– Я надеюсь, ваше превосходительство, что турецкая кампания быстро окончится.

Старший беспомощно оглянулся: грек Родофиникин[78], раскоряка, заведовавший Азиатским департаментом, заболел лихорадкой. Между тем именно у него была любезная вульгарность тона, которая помогает в сношениях с младшими. Он бы тут улыбнулся, раскоряка, он бы свел разговор на какие-нибудь глупости, пустяки, и притом самого будничного свойства («какая халва в Персии! и хурме!»), и потом сразу же похлопал бы по плечу, конечно морально.

Нессельрод радостно улыбнулся и сказал:

– Да, я тоже надеюсь. Вы, вероятно, знаете, что государь с небольшим кружком – о! la bande des joyeux[79]! – Нессельрод с каким-то отчаянным удальством взмахнул ручкой, – собирается сам на театр войны, как только ее объявим.

Война уже в действительности началась, но не была еще объявлена.

Младший ничего не знал о небольшом кружке и высоко поднял брови. Положительно, руководитель ощутил недостаток истинной наивности.

Он ведь не мог так, прямо сказать коллежскому советнику, что как раньше он хотел ускорить позорно затянувшуюся, безвыходную персидскую войну, так всеми силами он теперь должен будет стараться замедлить войну с Турцией.

Война была для него сумбур, неожиданность, brouhaha[80]. Она как-то всегда связывалась для него по воспоминаниям молодости с падением какого-то министерства. А теперь он сам был министр.

И вот он сидит, машет удалой ручкой, а между тем просто-напросто стоит уехать и выйти в отставку, пока не поздно.

Его старый приятель, граф де ла Фероней[81], которого недавно отозвали во Францию, писал ему каждую неделю из Парижа: французы беспокоятся, они недовольны, Европа соразмеряет русские силы со своими, и пусть уж он, Нессельрод, сговаривается с новым послом, а граф де ла Фероней советует: мир, мир во что бы то ни стало, любой, при первой удаче или неудаче.

Князь Ливен[82], посол в Лондоне, писал Нессельроду, что не выходит на улицу: дюк Веллингтон[83] не желает с ним знаться, и только некоторые неудачи русских войск его умилостивят.

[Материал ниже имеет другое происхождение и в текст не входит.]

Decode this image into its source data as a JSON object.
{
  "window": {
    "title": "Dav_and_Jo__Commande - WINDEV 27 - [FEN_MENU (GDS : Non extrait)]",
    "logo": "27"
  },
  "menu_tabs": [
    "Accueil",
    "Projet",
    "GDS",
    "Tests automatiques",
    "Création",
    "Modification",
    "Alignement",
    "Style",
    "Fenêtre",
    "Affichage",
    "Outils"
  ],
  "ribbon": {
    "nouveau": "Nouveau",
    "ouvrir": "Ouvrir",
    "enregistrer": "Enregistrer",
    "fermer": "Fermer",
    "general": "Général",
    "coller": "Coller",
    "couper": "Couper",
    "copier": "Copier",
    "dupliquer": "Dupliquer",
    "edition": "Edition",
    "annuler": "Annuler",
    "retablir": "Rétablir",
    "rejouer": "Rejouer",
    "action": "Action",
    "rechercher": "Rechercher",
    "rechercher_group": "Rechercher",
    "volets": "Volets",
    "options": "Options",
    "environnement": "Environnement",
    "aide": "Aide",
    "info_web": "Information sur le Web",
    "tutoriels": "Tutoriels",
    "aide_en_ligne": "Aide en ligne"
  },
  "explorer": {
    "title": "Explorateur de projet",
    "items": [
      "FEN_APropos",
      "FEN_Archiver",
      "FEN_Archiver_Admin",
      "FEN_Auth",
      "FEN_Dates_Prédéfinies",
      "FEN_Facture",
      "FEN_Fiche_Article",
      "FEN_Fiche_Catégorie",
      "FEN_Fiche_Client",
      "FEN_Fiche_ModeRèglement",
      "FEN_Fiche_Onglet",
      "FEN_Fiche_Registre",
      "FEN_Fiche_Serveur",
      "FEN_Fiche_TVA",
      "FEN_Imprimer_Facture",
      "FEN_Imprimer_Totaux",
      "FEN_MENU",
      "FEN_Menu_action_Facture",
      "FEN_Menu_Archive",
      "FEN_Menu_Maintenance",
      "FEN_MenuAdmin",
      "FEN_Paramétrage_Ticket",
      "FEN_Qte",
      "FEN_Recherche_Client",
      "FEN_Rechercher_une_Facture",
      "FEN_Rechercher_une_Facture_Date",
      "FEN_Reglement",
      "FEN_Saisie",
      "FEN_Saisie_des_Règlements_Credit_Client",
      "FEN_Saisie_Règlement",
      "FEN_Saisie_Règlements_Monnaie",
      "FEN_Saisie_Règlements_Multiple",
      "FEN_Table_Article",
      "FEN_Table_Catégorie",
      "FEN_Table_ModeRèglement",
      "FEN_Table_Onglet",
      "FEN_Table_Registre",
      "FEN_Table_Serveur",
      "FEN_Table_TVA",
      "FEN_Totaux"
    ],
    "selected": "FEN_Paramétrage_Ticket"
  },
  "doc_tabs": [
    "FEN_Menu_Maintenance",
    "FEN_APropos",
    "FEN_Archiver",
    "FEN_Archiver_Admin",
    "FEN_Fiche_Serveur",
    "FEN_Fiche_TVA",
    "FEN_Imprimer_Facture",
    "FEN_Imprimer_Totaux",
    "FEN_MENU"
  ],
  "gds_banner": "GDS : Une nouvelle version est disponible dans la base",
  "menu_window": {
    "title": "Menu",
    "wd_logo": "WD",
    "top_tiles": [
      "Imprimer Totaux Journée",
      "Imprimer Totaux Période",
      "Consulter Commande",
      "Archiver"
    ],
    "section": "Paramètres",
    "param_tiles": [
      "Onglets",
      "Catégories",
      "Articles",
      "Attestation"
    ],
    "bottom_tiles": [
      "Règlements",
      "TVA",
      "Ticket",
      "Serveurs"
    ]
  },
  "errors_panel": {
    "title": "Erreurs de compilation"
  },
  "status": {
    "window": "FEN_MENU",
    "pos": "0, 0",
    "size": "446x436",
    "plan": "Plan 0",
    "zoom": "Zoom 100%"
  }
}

А лорд Абердин[84] начал странным образом симпатизировать Меттерниху[85]. Это уже было не brouhaha, а что-то похуже. Меттерних…

Но здесь открывалась старая рана: венский учитель отрекся от петербургского ученика, он ругал его на всех языках Дантоном[86] и идиотом.

Карл Роберт Нессельрод должен был при всем том управлять, управлять, управлять. Днем и ночью, не разгибая спины, радоваться.

И его не хватило.

Управление он сдал своей жене, себе оставил радость. Это была трудная задача. Он знал, что в Петербурге его прозвали «печёной рожей», и один писака сочинил про него ужасный площадный пасквиль: что он péteur[87], а не министр Европы.

Карл Роберт Нессельрод, сын пруссака и еврейки, родился на английском корабле, подплывавшем к Лиссабону.

Равновесие и параллельная дружба качались теперь, как английский корабль, и это он, он, Карл Роберт Нессельрод, кричал, как его мать, в тот момент, когда она рожала его на корабле.

Впрочем, его крик наружно выражался в другом: он улыбался.

Он хотел сбавить немного цены этому странному курьеру, нащупать, что он такое за человек, но вместо того, кажется, просто выразил недовольство миром и тем показал, что мир устроился без него, без Нессельрода. Этот молодой человек тоже, кажется, из этих… из умников. Впрочем, он родственник Паскевича. Нессельрод обернулся к коллежскому советнику, представлявшему собой смесь русской неучтивости и азиатского коварства, и весело улыбнулся:

– Мы еще поговорим, дорогой господин Грибоедов. Теперь пора. Надо спешить. Ждет император.